One of the biggest reasons for this was people having to wait to be transferred from a hospital bed to one in a residential home or suitable home care package. Although the majority of delays are still attributable to the NHS, delays attributable to local authority social care have risen by 85% over the past two years.

This will only get worse in the winter months where more hospital beds are needed. The average amount of bed occupancy in the winter months is 95%, well above what is deemed to be safe. Many parts of the country are facing further reductions in order to deal with current financial pressures.

The Kings Fund have warned that the UK already has less acute beds than any comparable country. Whilst, there are opportunities to make better use of existing bed stock by preventing avoidable admissions and improving the discharge of patients, they advise that further significant reductions are both unachievable and undesirable. 

The CQC has warned that while the need for social care continues to rise, there were almost 4,000 fewer beds in nursing homes in March 2017 than there were in March 2015. There is wide variation in the regional distribution of these numbers as adult social care providers respond to local pressures. In a small number of areas, the number of nursing home beds has fallen by more than 20%; in others, the number of beds has increased.

The Government has set much store by the Better Care Fund (BFC) but. it simply isn’t providing a satisfactory amount of additional resources. Although BCF has increased it’s spending in this area, the Association of Directors of Adult Social Services (ADASS) pointed out that pressures from the NHS are increasing and the Better Care Fund (BCF) is not providing the additional resource that social care requires. Indeed, ADASS argues that it provides no more resources in real terms than the NHS transfer to social care in 2014/15.

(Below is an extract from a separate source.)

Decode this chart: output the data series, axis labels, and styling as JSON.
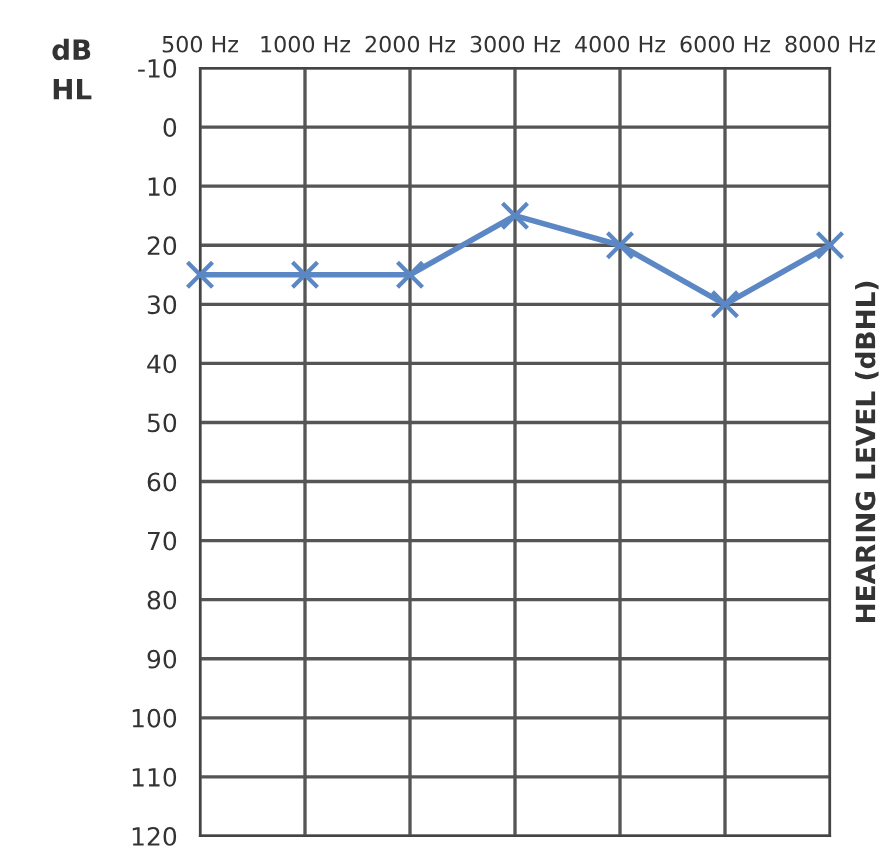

In an oral question in the Lords today, I will asks the government to be clear about how many people they estimate are currently in hospital waiting to be discharged to care homes when places become available.

Back in July, in a written statement to Parliament, Health Secretary Jeremy Hunt said that delayed transfers of care should not make up any more than 3.5% of all hospitals beds by September. Has this target been met? If it has failed to be reached, then not only will the people waiting to be transferred will suffer, so will people who desperately need hospital treatment but cannot get it due to a lack of beds.